Kandidaten mit Chancen
Womit der Blick auf die interessanten Acts fällt. Frankreich fällt mit "Mercy" auf, die Niederlande mit dem Hard-Country-Ding von Waylon ebenso, weil es ein tolles mackerhaftes Gesangsintro hat, auch Schwedens Benjamin Ingrosso wird zu Unrecht der Plätscherigkeit geziehen, sein "Dance You Off" provoziert nicht, ärgert aber auch nicht. Es ist eine moderne Nummer und wird sich oben wiederfinden. Der Tscheche Mikolas Josef und seine Aufforderung "Lie To Me" wird der Elektrohaftigkeit seines Liedes wegen das beste ESC-Resultat für sein Land einfahren - es ist einfach mal ein Lied aus Prag, das nicht gestrig wirkt.
Australien bleibt abzuwarten. Jessica Mauboy und ihr "Wet Got Love" ist so mainstreamig, dass man es glatt gleich vergisst. Ins Finale und in die höheren Rankingregionen wird sie aber es schaffen. Norwegen mit Alexander Rybak nervt viele Fans, weil er so aussieht wie vor neun Jahren in Moskau und auch so singt, überhaupt ist "That's How You Write A Song" ein wenig selbstverliebt, aber diesen Narzissmus weiß Rybak sympathisch und hochprofessionell auszustellen: Magie als Konfektionsware.
Von Oper bis Rock - doch Israel bleibt Favorit
Um zu den sicheren Favoriten zu gelangen: Die estnische Pseudo-Opernnummer "La Forza" von Elina Netschajewa fällt schon deshalb auf, weil sie schön singt und es von dieser Art keine andere Nummer gibt. Dänemarks Rasmussen ist auch nicht übel, hoffentlich nimmt ihm das Televotingpublikum den Hipsterbart nicht übel. Die bulgarische Formation Equinox könnte gar gewinnen, aber sie müssten, wenn sie schon von "Bones" singen, etwas mehr gute Laune verströmen. Die hat die Belgierin Sennek zwar auch nicht, aber ihr "A Matter Of Time" ist ein potenzielles Siegeslied, wenn sie in der Show nach einer Ballade und vor einem härteren Stück auftreten kann. Tragisch, dass Portugal die nach Salvador Sobrals Siegesnummer beste Komposition am Start hat - Cláudia Pascoals "O Jardim" wird garantiert sehr weit vorne landen.
Aber sie alle haben nicht diese forsche und fordernde Zugewandtheit, ja, elektrisierend-heitere Art, die Netta Barzilai auf die Bühne bringt.
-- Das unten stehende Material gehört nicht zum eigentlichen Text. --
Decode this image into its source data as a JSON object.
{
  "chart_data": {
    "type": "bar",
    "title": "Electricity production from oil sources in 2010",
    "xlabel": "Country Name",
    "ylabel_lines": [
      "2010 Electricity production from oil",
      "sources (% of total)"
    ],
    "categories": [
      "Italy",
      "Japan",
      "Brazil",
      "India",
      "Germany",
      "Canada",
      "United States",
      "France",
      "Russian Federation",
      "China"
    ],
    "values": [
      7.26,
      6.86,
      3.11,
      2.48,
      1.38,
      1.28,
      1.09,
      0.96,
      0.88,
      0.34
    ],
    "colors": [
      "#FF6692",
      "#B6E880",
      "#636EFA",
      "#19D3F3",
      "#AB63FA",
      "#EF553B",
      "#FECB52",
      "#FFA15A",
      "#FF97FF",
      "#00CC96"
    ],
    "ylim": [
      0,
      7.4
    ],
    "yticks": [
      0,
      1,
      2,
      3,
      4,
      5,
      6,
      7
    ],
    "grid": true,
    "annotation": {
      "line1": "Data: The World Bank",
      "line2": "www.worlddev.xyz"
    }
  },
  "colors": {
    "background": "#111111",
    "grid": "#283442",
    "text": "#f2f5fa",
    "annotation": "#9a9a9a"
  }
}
Ihr "Toy", beziehungsweise ihr rap-elektronisch vorgetragenes Statement, kein Spielzeug von Männern zu sein, zeigt sich in den Wettbüros so: Sie ist als Favoritin deutlich an erster Stelle. Wer auf sie tippt, erntet keinen großen Betrag, wenn sie wirklich gewinnt. Dass man sich an ihren Sound erst gewöhnen muss, weil er mit dem israelischen "Hallelujah" von 1979 in puncto Wohlklang so gar nichts zu tun hat, ist einerlei. Sie gehört zu den heißesten Kandidatinnen auf die Krone der Nacht auf den 13. Mai.
Und Michael Schulte? Finde ich nach wie vor gut, sehr gut. Es fällt aus dem Rahmen, es ist sacht und kraftvoll zugleich. Niemand sonst wagt sich in das Segment "Trauriger junger Mann singt ein nicht allzu aufgedröhntes, sensibles Lied". Top Ten.